Haris Azhar Protes Pertanyaan Jaksa Soal Perbandingan Hukum Pidana Positif di Indonesia dengan Eropa
Keberatan itu bermula ketika JPU menanyakan kepada saksi ahli pidana Agus Surono terkait perbandingan hukum positif di eropa dan di Indonesia.
Penulis: Fahmi Ramadhan
Editor: Malvyandie Haryadi
Laporan wartawan Tribunnews.com, Fahmi Ramadhan
TRIBUNNEWS.COM, JAKARTA - Aktivisi Hak Asasi Manusia (HAM) sekaligus terdakwa kasus dugaan pencemaran nama baik Luhut Binsar Panjaitan, Haris Azhar menyampaikan keberatannya kepada Jaksa Penuntut Umum (JPU) saat menjalani sidang lanjutan di Pengadilan Negeri Jakarta Timur, Senin (17/7/2023).

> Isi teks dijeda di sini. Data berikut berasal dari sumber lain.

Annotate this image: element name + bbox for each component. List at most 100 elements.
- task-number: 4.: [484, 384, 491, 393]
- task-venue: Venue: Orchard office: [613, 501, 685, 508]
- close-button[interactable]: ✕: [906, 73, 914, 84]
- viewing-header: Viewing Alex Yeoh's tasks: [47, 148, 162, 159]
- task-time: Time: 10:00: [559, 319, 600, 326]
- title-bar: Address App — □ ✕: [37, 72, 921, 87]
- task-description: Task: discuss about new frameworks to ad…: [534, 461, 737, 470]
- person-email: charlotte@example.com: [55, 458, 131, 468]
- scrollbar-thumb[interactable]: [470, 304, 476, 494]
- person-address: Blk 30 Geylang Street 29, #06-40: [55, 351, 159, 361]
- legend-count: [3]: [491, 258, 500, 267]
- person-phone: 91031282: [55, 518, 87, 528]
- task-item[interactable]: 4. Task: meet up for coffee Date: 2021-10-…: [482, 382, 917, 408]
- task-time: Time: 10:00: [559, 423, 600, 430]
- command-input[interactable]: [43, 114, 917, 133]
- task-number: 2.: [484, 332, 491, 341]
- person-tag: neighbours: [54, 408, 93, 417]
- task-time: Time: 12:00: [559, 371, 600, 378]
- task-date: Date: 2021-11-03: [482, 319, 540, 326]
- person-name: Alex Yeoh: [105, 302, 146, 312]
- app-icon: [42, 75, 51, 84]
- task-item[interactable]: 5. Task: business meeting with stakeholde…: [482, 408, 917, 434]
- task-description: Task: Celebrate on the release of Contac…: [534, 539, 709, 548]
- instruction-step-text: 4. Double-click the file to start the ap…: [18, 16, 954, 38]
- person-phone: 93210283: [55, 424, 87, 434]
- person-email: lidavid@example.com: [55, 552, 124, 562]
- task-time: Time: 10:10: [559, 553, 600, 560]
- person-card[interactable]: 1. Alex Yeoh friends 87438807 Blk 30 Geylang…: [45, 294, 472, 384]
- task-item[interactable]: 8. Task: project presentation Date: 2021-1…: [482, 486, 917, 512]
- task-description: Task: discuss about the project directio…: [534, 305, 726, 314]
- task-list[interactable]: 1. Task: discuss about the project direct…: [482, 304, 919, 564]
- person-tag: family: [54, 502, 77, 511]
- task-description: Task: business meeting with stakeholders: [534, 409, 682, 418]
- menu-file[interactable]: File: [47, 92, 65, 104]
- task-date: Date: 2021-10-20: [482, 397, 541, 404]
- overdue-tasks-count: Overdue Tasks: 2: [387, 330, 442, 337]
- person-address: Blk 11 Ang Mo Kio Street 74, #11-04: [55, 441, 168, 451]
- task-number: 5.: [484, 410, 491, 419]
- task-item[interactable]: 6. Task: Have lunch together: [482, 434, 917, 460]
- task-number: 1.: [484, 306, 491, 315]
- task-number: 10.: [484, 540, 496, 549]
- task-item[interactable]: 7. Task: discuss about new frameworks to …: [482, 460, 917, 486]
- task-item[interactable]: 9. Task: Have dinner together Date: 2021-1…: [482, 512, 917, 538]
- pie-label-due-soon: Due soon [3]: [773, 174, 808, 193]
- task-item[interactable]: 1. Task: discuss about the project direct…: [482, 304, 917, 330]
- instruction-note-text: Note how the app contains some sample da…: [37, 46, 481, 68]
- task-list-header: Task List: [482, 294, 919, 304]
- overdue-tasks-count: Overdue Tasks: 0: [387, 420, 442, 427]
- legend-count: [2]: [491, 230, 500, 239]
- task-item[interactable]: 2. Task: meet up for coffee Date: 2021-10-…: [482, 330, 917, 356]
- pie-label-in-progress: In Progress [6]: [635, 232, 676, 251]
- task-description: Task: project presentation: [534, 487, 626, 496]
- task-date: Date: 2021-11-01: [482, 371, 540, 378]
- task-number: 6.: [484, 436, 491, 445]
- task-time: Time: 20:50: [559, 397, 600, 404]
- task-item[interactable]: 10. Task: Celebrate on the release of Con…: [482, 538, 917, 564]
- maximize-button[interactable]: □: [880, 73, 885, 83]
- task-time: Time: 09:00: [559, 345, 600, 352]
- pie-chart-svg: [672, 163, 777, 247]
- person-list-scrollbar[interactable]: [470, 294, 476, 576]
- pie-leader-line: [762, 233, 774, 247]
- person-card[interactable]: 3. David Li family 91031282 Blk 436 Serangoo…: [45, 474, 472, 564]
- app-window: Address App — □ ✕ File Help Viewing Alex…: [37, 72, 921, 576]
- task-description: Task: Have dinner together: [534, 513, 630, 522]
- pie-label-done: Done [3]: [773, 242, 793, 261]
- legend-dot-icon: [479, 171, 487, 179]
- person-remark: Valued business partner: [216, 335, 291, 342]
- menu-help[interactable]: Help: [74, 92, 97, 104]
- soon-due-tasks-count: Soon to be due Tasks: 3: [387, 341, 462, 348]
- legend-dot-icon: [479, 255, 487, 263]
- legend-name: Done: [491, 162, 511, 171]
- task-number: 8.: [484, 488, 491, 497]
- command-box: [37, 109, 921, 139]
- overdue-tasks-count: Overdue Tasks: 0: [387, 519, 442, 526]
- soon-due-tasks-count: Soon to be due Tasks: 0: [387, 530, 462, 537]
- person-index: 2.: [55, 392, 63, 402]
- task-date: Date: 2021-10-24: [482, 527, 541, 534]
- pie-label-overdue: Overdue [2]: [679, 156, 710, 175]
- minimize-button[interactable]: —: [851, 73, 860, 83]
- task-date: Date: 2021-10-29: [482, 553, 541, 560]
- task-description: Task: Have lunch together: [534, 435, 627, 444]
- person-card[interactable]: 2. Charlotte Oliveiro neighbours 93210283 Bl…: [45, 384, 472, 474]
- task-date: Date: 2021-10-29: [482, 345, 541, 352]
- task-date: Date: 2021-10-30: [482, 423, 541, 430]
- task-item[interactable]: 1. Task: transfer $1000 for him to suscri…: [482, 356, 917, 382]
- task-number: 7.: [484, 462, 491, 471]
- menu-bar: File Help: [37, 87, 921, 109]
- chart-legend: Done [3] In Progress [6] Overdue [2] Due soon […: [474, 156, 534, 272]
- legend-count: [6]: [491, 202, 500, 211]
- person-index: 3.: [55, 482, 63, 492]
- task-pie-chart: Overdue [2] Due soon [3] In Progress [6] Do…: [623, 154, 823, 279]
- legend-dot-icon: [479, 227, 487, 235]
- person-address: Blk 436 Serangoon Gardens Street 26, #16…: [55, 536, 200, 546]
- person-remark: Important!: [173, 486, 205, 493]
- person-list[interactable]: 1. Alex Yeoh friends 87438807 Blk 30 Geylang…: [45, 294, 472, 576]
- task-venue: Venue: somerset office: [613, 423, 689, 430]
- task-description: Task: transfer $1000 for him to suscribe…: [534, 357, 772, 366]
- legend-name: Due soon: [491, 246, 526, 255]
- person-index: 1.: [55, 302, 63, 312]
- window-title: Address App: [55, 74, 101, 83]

Adapun hal keberatan itu bermula ketika JPU menanyakan kepada saksi ahli pidana Agus Surono terkait perbandingan hukum positif di eropa dan di Indonesia.
Dalam hal itu jaksa bertanya kepada Agus mengenai UU ITE pasal 27 ayat 3 dan pasal 310 tentang delik penghinaan.
"Apakah saudara punya pengetahuan tentang pengaturan hukum pidana positif di Indonesia mengenai penghinaan. Apakah ada perbedaan hukum pidana di Indonesia dengan yang berlaku di eropa?" tanya jaksa.
Menjawab pertanyaan jaksa, Agus mengatakan bahwa dirinya mengaku tak tahu persis pelaksanaan sistem hukum positif yang ada di eropa.
Akan tetapi dirinya menuturkan, bahwa ia cukup memahami sistem hukum positif yang berlaku di Indonesia.
Menurutnya bahwa keberlakuan hukum positif yang kemudian dijadikan rujukan untuk mengkualifikasi terkait suatu perbuatan.
"Apakah ini perbuatan pidana ataupun bukan perbuatan pidana, tentu adalah hukum positif di Indonesia ketika ada suatu perbuatan dan tentu yang ada di Indonesia menggunakan asas teritorial," jelas Agus.
Selanjutnya jaksa kembali melontarkan pertanyaan kepada Agus yakni perihal asas teritorial dalam hukum positif tersebut.
"Jika teritorial eropa mengatur menghina seseorang yang memiliki jabatan tertentu bukan perbuatan pidana, sedangkan hukum pidana positif mengatur menghina seseorang diatur perbuatan pidana, mana yang kita gunakan?," ucap jaksa.
Mendegar pertanyaan itu, Haris pun sontak langsung mengajukan keberatannya atas hal tersebut.
Saat itu Haris mempertanyakan pertanyaan jaksa yang tak secara spesifik menyebut negara eropa mana yang dimaksud dalam perbandingan hukum positf tersebut.
"Majelis keberatan, saya minta kalau dibilang Eropa, (eropa) sebelah mana perbandingan hukum positif?," tanya Haris.
Bukannya menjawab pertanyaan Haris, jaksa justru menyampaikan bahwa pihaknya bukan pelayan dan menyebut bahwa setiap pertanyaan yang dilontarkan telah dipersiapkan sebelumnya.
"Permintaan terdakwa tidak bisa kami penuhi, karena kami bukan pelayan terdakwa. Kami menanyakan apa yang kami sudah persiapkan," ujar jaksa.
Mendengar hal itu, Hakim Ketua Cokorda Gede Arthana pun coba menengahi percakapan tersebut.
Saat itu Hakim mempertegas kembali pertanyaan Haris terkait negara mana yang menjadi perbandingan hukum positif itu.
"Terdakwa minta spesifik eropa disebutkan dimana, itu saja," sebut Hakim.
Jaksa pun saat itu kembali menyampaikan pertanyaannya kepada saksi ahli terkait pertanyaan yang sama.
"Apakah ahli mengerti tidak dengan pertanyaan saya, jika saya tanyakan keberlakuan hukum asing pidana tidak merujuk ke negara tertentu dengan hukum pidana positif, ahli bisa jelaskan?," tanya jaksa.
"Selama dilakukan di wilayah Indonesia, maka itu tunduk dengan hukum di Indonesia. Itu jawaban saya," tegas Agus Surono di persidangan.